A: Yes, the memory files (Markdown) and index database (SQLite) are stored locally on your machine. The indexing process (vectorization) will involve an API call if a cloud-based embedding model (like OpenAI’s) is used, but the resulting vector data is stored only in your local SQLite file.
Q2: How can I manually add or edit memories?
A: You can directly open and edit the MEMORY.md or any memory/YYYY-MM-DD.md file within your ~/clawd/ directory using a text editor. Once saved, Clawdbot’s file watcher will detect the change and automatically re-index the file, making your edits searchable.
Q3: Does memory indexing consume a lot of disk space or memory?
A: The index database is typically very lightweight. Text is stored efficiently, and vector data size is manageable. The primary disk usage comes from the original Markdown memory files themselves, which are plain text and highly efficient. The system is designed to run smoothly on personal hardware.
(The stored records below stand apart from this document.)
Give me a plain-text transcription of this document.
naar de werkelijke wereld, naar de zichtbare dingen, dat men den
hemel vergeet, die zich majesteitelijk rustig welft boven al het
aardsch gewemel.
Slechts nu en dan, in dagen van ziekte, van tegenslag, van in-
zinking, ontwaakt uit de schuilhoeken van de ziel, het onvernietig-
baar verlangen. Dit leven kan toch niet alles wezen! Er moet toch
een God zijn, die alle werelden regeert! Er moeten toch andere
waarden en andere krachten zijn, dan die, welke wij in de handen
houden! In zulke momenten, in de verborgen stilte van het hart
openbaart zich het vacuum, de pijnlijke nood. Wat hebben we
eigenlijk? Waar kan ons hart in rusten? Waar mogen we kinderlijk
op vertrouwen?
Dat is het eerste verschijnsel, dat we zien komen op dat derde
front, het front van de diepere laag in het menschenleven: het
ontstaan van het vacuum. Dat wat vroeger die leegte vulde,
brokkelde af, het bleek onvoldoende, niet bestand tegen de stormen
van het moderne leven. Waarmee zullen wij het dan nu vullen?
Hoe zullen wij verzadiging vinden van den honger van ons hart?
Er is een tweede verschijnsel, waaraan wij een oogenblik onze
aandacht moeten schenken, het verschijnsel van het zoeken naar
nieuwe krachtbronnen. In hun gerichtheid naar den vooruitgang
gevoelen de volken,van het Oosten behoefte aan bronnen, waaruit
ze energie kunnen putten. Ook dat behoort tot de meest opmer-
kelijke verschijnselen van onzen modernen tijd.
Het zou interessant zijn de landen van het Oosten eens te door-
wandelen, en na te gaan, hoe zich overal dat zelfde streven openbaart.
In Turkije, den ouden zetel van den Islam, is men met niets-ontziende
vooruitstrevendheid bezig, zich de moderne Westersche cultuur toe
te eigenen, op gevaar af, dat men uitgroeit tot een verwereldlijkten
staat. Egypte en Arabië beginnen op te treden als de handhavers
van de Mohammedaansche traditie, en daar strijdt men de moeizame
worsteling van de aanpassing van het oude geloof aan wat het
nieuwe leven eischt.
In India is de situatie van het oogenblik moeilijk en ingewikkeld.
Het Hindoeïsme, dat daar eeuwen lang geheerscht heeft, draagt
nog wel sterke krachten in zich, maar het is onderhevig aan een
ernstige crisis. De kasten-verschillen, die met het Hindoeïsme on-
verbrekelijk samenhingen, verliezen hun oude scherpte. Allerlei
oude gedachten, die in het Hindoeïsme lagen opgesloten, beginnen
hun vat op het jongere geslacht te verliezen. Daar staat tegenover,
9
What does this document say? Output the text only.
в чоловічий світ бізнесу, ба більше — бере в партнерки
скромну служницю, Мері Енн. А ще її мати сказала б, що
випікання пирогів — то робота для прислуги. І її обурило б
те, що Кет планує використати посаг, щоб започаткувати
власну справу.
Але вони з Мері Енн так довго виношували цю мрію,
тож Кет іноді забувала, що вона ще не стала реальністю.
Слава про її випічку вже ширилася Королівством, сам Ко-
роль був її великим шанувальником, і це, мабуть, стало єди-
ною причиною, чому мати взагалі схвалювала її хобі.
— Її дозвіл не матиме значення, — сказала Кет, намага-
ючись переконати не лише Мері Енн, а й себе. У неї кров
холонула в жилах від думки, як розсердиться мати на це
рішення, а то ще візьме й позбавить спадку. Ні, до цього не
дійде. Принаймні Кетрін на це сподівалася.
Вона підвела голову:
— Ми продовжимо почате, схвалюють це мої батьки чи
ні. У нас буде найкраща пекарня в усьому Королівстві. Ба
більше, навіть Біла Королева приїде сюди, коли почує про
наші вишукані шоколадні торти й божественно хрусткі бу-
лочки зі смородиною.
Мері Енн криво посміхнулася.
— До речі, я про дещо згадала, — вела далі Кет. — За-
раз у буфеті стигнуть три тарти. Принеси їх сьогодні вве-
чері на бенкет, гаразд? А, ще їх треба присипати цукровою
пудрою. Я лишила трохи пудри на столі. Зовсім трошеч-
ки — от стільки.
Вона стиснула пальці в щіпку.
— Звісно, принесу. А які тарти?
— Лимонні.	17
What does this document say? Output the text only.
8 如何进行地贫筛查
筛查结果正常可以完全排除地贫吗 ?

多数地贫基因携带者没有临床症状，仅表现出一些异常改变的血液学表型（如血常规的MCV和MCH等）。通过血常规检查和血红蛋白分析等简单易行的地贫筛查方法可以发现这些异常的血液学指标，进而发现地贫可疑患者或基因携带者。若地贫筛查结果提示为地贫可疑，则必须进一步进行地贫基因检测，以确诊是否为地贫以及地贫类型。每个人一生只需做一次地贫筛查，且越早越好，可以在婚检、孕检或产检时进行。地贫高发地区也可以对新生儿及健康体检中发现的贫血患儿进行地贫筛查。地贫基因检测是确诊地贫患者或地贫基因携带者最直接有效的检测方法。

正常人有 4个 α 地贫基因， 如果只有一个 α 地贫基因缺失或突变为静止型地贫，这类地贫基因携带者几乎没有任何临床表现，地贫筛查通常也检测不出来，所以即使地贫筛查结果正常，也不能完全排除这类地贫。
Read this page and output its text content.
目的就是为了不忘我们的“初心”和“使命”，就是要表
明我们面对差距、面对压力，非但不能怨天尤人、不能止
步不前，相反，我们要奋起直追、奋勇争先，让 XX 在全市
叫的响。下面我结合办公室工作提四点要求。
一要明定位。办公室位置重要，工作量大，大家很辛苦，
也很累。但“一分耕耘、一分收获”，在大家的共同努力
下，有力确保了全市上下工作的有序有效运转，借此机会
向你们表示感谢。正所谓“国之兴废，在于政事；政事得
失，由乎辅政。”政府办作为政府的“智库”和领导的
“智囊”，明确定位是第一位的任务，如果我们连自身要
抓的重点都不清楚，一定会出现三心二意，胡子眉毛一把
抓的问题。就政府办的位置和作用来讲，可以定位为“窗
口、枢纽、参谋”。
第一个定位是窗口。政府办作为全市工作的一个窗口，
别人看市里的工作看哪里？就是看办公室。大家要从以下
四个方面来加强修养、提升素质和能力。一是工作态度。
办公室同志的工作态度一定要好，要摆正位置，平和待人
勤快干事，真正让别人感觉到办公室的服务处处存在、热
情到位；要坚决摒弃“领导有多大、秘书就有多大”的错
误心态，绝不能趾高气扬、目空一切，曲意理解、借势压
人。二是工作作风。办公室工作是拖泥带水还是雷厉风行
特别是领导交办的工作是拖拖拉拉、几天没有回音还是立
Q4: If I have a very long conversation, will compaction cause information loss?
A: Compaction itself is lossy. However, Clawdbot mitigates this with the pre-compaction memory flush mechanism. This forces the AI to write key information to disk before summarization happens, ensuring the most critical content is persisted and won’t be lost in the summary.
Q5: Can memory be continuous across different chat platforms like Discord and Telegram?
A: Yes. As long as the conversation is handled by the same Clawdbot agent instance, memories from all integrated platforms are written to the same set of memory files, enabling a continuous, cross-platform context experience.
By returning control of memory to the user and implementing persistence in a transparent, efficient, and robust manner, Clawdbot offers a powerful open-source solution for users who value privacy, customization, and long-term, coherent AI interaction. It proves that a small, locally-run AI assistant can possess a “memory” rivaling that of its cloud-based counterparts.